We should see patients coming in our pivotal study in the U.S. and then finish recruiting by the end of the year. Hopefully see a patient soon in pancreas and potentially see data there as well later in the year. Apply for approval in Japan and of course, the timeline there depends on the PMDA response, but again, a lot of exciting milestones for the company over the coming months. We've been public now for almost a year. We went public in March of 2022. We had $109 million nearly of cash at our last quarterly readout. I will note that our last annual report in 2021 had a $15 million burn rate, one five .
If you look at our last quarterly, it was about $4.3 for the quarter, so that's about $17 million for the year. We've communicated that we have at least two years of cash, if not more. Again, we're feeling quite comfortable just given how leanly we run and how careful we are managing our cash. We're comfortable that regardless of how markets perform, we can take this quite far with the cash that we have. We're very excited to be continuing to execute on the plan with that plan and with the cash in hand. I think I've just hit my time of 25 minutes. I'm gonna stop there and say thank you very much for your patience and Yuan for having me, and I'd love to answer any questions.
Thank you, Raphi. That's a very helpful overview of Alpha Tau story. Maybe if you can comment on the regulatory path for DART for skin cancer especially. After the data you are planning to read out later this year, what's the next step? For audience not familiar with this type of therapy, what level of data does FDA require for approval?
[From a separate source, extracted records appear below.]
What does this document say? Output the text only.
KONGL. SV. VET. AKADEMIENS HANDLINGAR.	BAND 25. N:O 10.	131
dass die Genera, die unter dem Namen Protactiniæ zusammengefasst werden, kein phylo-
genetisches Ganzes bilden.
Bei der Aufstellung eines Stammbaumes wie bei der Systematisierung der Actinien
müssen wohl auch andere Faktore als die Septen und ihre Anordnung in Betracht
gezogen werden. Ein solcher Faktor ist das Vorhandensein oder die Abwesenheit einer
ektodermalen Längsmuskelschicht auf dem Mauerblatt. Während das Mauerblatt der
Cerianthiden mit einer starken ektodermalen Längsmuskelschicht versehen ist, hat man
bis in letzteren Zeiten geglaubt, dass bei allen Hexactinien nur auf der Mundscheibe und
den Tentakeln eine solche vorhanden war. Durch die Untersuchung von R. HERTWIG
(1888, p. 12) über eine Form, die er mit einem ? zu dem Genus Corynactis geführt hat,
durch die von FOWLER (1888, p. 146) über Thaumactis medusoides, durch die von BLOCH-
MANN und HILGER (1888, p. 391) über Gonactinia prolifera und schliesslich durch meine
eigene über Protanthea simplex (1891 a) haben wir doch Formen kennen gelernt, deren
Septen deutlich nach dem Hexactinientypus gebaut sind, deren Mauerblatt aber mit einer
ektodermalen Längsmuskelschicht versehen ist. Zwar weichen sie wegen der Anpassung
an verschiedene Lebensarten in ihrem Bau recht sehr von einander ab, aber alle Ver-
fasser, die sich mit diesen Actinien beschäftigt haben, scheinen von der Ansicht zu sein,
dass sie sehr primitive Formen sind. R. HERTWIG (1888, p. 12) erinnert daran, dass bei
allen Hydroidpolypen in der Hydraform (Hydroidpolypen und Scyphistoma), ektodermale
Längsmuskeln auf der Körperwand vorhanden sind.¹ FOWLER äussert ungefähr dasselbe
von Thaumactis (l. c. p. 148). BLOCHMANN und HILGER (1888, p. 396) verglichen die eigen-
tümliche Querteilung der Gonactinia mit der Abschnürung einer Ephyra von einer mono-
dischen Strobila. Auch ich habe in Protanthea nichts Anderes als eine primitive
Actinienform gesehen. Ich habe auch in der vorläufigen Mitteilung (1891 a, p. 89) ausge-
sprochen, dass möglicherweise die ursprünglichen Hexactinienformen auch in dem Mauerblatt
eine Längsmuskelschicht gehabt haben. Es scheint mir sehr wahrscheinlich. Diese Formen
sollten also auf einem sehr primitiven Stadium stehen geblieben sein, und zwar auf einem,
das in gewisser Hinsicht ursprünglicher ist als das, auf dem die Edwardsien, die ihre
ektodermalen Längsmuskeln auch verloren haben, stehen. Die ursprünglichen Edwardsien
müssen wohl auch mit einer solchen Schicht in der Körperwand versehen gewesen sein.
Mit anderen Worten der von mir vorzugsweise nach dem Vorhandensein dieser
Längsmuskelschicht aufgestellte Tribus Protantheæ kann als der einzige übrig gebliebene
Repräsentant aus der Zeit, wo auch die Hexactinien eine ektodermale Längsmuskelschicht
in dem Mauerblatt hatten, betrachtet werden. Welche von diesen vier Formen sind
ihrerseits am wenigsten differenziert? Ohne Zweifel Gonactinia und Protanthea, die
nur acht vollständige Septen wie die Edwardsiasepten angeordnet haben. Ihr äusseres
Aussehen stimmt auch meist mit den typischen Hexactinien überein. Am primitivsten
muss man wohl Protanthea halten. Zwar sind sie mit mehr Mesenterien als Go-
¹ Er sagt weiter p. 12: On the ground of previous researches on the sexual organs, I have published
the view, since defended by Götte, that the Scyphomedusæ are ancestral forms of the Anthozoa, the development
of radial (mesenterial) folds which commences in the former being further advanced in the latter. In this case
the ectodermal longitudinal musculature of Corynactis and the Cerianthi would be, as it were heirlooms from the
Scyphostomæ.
Yeah, absolutely. Thank you. As I mentioned, we are going down a medical device pathway. We expect to apply under a PMA. Again, the trial we've been asked to run is an open label, single arm, 86 patient trial. We've never been asked by anybody for a comparator arm for any sort of randomized controlled trial. The main reason is because we're treating patients who don't have an obvious standard of care. There isn't really much to randomize them. Certainly, if they've run out of local options, this is what they have left, there isn't an obvious arm to compare them to. What we do is we treat these patients, and we measure primarily local response. That's what we get measured on.
We do look at some systemic parameters, but we get measured as a local therapy primarily on the overall local response as well as the durability of that response. We would expect to recruit patients over the course of this year. We'll probably see the initial response data at the beginning of next year, and then that six-month durability data should be six months later. Call that kind of mid-next year. Once we have that, we will, you know, type it up as quickly as we can with the fastest typist we possibly could find, and submit that to the FDA. Again, we have that Breakthrough Device designation, and we're running that trial under that designation. We would expect to also get the fast-track review from the FDA.
Got it. That's very helpful. I think that we do not have any further questions. Thank you for the time, and thank you for the interest from the audience.
Absolutely. Thank you, thank you for having me, and thank you to everybody who joined. Hope everyone has a great day.